In the eight decades since that book’s publication, Nijinsky’s life has been retold in numerous biographies, films, plays and radio and television adaptations. Now, pegged to the centenary of the Rite of Spring, we have Nijinsky by Lucy Moore. With no new material, this is not a book for the cognoscenti, but an aggregate of everything written to date. If Richard Buckle had the authority Moore lacks, as well as access to first-hand sources, his fixation on Diaghilev, the subject of his following biography, led to constant digressions, while Nijinsky disappeared under a welter of names and social history.
Moore keeps her subject centre stage, and writes a compelling, well-researched narrative. And yet the book could have been so much better. There are too many unattributed quotations, jaunty first-person asides and obvious remarks (we don’t need to be told that Nijinsky was not physically attracted to Diaghilev). She gives us only Romola’s dramatic, imprecise interpretation of the diagnosis of ‘incurable insanity’, with no indication of any treatments available at the time (for this you have to seek out the 1991 psychiatric biography, by Peter Oswald, who got hold of the Swiss hospital records). And while the account of Nijinsky’s formative years is enriched by his sister Bronislava’s superb Early Memoirs, Moore passes over what may be its most crucial disclosure of all: her riveting, eye-witness portrayal of Nijinsky’s dancing.

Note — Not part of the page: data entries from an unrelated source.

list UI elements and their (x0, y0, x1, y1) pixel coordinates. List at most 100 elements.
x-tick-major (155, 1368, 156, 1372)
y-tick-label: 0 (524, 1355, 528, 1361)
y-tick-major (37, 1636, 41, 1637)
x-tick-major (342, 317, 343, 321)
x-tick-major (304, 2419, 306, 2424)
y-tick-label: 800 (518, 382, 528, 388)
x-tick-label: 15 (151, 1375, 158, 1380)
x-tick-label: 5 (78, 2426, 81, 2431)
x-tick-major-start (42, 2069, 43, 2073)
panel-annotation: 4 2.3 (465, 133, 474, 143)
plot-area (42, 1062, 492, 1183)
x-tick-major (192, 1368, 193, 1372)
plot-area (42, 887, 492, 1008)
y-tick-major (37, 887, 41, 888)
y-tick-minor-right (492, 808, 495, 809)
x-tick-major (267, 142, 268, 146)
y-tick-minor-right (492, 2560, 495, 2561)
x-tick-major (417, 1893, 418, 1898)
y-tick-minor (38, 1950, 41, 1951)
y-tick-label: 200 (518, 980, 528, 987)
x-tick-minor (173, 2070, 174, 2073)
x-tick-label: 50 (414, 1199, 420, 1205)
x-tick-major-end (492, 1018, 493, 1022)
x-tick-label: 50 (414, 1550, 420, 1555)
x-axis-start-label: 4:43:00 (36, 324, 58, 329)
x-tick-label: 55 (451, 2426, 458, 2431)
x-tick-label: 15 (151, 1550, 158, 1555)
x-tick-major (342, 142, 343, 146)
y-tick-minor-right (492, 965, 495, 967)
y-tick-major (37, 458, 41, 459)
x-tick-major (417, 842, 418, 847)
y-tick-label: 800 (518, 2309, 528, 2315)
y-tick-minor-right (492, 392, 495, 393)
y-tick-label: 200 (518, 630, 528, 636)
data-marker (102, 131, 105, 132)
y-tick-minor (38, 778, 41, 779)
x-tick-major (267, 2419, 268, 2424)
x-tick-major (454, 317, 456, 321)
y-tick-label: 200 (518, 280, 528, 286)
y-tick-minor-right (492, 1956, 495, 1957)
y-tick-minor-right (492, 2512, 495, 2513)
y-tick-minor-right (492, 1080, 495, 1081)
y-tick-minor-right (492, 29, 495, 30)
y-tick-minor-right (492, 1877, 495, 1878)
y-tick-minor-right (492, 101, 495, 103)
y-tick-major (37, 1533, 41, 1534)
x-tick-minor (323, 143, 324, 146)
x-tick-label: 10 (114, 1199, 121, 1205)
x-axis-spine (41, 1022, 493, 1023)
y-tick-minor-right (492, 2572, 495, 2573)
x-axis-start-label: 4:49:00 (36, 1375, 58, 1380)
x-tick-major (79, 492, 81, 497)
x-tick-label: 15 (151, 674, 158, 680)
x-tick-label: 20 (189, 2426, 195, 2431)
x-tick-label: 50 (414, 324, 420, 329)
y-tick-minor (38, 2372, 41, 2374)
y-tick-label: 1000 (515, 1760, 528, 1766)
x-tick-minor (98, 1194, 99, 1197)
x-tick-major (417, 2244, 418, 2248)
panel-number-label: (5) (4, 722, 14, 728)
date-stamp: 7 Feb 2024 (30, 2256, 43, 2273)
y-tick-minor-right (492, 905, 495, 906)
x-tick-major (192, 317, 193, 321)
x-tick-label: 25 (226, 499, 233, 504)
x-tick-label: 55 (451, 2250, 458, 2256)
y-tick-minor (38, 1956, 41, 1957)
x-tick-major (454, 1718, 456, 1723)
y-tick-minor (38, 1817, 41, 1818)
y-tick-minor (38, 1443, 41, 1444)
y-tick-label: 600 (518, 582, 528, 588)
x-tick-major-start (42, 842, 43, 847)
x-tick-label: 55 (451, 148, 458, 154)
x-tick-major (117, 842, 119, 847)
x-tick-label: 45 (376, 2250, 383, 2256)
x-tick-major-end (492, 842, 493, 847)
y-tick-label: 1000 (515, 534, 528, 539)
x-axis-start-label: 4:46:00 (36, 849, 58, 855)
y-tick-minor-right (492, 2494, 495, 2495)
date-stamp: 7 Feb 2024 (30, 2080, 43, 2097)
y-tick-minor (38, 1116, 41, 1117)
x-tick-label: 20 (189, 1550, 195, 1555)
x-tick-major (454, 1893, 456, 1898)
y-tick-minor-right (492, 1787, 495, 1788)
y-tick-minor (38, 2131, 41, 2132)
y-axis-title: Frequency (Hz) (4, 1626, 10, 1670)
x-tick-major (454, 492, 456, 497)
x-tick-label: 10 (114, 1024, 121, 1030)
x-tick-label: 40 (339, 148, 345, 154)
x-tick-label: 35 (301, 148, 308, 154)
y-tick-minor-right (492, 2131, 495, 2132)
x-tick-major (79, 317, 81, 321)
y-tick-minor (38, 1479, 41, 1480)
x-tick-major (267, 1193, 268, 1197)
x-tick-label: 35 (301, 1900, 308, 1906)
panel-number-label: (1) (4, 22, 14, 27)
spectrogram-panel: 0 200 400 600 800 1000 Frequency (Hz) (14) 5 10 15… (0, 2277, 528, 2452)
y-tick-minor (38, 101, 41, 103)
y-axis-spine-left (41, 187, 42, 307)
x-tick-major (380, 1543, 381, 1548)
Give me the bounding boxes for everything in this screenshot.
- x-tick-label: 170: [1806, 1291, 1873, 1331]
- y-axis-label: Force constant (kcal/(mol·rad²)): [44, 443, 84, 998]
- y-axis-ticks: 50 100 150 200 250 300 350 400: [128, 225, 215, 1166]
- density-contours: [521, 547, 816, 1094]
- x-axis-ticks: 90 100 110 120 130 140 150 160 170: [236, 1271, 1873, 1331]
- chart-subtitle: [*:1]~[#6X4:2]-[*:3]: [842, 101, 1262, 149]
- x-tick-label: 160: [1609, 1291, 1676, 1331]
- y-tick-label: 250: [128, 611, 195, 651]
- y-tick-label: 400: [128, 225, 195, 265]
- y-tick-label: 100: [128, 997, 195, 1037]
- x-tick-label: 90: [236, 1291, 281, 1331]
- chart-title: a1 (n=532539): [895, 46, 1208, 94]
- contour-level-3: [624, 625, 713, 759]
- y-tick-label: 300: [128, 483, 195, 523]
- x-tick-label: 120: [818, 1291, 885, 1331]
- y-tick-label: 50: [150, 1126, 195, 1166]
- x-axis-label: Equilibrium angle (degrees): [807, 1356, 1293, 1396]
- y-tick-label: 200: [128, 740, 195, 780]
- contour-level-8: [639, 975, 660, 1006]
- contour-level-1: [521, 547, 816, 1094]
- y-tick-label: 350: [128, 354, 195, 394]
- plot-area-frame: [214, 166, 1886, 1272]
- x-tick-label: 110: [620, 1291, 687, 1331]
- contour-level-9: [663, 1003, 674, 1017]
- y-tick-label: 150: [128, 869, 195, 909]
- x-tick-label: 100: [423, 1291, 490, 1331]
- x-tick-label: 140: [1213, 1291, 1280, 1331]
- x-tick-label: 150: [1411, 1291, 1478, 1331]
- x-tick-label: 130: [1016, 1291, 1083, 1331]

Most contemporary accounts are as nebulous as Cocteau’s ‘impression of some melancholy imperious scent’, but Bronislava, who was coached by her brother, can vividly describe and deconstruct his technique. At 5’ 4”, with such heavy musculature that he couldn’t raise his leg above 90 degrees, Nijinsky had neither the physique nor the flexibility required by today’s choreographers, but his virtuosity would still be considered extraordinary. Bronislava witnessed his mythical entrechat dix, saw him executing over a dozen pirouettes and reveals the secret of his famous elevation — a combination of what she calls the ‘grasshopper mechanism’ of his thighs and an uncanny strength in his toes.
She was, along with Diaghilev, the most important figure in the young Nijinsky’s life — a soulmate, whose two ballets, Les Biches and Les Noces, inspired by his genius, are both masterpieces in their own right. Moore finds room in her book to include her own libretto for a ballet, and yet confines Bronislava’s contribution to a footnote. For me this confirmed beyond doubt that Nijinsky, however timely and enjoyable, is not a book to be taken seriously.